How well do you pray? Now there’s a question that’ll make a lot of church people squirm. It’s likely stating the obvious to say that prayer is important, but for all the books and sermons about prayer I would suggest most of us don’t pray very well.
Now before you get too down on yourself this shouldn’t come as a surprise. Romans 8:26 says flat out that we’re weak and don’t know how to pray. So the first place to start strengthening your praying is to admit your weakness and that you need help. That help comes from the Holy Spirit as Romans goes on to say.
But how does a person tap into that help? Two other places, Ephesians 6:18 and Jude 20, instruct us to “pray in the Spirit.” How does a person pray in the Spirit? Perhaps this will help.
Over the years and I’ve had the privilege of helping to work or move cattle at a variety of outfits from grassland ranches to parkland grazing co-ops to mixed farms. And every place has its own style and technique for handling the cows. Some places are slow and laid back using very gentle pressure, while other places are intense and rammy. Some places the cows are talked to in low quiet tones and then at others there’s as much yelling at each other as there is at the herd.
I have my personal preference as to what style is most effective but I discovered that if a guy is going to be of any help he’s got to watch how the boss handles things and adapt to fit in.
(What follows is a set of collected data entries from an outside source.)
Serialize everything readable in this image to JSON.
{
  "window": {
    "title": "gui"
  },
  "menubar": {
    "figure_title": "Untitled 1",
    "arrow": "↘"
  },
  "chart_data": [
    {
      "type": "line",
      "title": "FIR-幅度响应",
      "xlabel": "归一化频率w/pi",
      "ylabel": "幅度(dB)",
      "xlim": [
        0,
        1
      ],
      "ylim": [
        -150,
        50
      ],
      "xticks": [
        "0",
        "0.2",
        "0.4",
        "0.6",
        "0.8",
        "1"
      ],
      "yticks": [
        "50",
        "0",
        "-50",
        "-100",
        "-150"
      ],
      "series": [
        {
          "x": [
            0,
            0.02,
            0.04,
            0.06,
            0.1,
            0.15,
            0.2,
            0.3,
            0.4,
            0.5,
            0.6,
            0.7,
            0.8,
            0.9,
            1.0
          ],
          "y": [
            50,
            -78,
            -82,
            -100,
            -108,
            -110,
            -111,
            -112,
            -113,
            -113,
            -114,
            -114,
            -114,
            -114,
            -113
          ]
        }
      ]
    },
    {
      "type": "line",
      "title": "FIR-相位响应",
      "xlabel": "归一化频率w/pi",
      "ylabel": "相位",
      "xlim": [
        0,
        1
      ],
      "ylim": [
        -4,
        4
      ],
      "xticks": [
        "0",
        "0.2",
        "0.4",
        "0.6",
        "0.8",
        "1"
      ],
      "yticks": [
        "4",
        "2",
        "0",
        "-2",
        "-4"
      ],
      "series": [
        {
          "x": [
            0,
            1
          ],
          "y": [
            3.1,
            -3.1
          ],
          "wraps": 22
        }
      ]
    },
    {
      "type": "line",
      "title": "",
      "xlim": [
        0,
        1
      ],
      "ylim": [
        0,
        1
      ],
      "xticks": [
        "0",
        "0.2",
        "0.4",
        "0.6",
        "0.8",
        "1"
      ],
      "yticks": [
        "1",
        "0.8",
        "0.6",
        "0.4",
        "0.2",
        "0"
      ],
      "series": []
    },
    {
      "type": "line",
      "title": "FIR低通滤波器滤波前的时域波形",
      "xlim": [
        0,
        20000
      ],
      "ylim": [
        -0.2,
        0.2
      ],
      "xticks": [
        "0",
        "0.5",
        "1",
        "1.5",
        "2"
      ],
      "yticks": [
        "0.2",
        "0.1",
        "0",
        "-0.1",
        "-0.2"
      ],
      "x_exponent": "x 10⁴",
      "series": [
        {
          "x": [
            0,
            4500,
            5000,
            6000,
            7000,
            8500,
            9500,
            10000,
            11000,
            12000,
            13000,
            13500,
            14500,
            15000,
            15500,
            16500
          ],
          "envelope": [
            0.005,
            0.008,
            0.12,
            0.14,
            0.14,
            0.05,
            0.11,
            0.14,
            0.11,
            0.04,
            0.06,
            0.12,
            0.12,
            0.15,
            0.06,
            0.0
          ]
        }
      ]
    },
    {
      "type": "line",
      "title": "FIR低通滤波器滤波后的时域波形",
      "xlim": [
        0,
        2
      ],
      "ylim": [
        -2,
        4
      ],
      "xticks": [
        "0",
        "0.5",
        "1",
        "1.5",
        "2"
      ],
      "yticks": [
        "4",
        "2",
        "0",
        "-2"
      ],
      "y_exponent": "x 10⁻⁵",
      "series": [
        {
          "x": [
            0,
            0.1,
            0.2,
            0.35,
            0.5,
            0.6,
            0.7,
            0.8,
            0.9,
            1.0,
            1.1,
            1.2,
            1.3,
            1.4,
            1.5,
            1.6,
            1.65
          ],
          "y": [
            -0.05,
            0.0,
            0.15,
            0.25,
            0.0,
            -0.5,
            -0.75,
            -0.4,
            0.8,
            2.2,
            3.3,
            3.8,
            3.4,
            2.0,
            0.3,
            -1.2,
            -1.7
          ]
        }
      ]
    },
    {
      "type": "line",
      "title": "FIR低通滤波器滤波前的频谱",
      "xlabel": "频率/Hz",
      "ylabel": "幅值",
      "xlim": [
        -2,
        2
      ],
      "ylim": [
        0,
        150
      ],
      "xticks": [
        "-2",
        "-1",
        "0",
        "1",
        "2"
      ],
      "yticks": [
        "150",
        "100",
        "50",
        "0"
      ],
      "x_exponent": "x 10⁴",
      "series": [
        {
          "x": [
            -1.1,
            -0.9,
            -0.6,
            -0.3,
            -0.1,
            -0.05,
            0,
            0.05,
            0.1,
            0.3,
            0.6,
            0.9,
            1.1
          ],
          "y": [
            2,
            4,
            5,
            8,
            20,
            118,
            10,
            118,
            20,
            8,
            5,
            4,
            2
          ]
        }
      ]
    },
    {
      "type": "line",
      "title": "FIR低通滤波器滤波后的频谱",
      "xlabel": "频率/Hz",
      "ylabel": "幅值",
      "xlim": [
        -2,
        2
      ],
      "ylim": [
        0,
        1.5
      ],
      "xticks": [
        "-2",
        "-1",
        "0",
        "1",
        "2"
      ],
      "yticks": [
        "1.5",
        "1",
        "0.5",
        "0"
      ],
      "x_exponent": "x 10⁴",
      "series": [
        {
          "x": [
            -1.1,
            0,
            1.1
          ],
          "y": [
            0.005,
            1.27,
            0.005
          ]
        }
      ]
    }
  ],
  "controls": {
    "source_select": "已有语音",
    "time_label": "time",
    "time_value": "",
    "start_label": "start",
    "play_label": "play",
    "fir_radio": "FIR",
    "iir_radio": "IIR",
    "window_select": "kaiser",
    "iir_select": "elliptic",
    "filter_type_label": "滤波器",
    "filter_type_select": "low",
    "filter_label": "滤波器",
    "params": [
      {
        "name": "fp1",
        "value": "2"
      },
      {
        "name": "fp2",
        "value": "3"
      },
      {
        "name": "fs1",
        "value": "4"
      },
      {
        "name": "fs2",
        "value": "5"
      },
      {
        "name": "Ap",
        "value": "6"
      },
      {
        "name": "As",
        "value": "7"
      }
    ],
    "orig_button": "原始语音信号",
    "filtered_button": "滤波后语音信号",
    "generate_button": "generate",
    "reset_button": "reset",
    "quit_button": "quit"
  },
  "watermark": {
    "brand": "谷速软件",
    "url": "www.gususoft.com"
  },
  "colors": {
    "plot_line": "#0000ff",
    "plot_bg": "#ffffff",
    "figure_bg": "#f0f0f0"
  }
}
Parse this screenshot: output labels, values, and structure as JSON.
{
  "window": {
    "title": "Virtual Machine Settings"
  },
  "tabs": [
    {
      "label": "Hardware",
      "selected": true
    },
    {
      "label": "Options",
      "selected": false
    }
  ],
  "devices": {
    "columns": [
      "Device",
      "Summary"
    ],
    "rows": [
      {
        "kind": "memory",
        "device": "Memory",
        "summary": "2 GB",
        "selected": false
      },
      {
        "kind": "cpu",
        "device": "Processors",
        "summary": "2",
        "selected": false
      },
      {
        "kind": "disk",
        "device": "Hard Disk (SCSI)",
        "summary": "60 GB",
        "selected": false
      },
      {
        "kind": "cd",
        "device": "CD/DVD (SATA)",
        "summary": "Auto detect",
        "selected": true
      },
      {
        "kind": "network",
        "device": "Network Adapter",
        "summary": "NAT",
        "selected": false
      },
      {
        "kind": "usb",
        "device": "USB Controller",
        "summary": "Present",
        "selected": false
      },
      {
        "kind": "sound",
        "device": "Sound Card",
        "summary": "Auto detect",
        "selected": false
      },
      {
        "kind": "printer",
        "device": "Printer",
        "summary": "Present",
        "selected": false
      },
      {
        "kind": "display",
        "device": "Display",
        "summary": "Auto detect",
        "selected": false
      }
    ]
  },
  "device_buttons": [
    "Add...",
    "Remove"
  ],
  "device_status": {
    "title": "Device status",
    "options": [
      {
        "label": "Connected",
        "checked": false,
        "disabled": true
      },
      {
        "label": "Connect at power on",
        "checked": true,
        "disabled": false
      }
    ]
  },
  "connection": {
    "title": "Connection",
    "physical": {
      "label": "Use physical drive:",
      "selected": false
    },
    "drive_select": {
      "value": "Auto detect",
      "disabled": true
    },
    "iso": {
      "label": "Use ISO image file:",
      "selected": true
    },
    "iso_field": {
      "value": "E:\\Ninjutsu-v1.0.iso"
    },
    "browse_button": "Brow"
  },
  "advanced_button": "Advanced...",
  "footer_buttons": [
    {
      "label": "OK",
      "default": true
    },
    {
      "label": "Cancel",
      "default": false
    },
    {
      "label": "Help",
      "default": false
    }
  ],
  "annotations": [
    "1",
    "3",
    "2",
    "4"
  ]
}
You have to pay attention and read how his system works and what the cattle are used to. Otherwise you end up more in the way and the animals get confused and everybody gets frustrated. Odds are you won’t be invited back.
Praying in the Spirit is simply paying attention to and responding to the moves and guidance of the Spirit and not putting any confidence in my own nature. Easier said than done? Well maybe, but try this: Pray scripture. The Psalms are an easy place to start, because many of them are prayers, but much of scripture can be prayed. For example:
Hebrews 12:1-3, Father help me throw off everything that hinders and the sin that so easily entangles, and instead run with perseverance the race marked out for me. Prompt me to fix my eyes on Jesus, the author and perfecter of my faith, who for the joy set before him endured the cross, scorning its shame, and sat down at the right hand of the throne of God. Keep forefront in my mind him who endured such opposition from sinful men, so that I won’t grow weary and lose heart.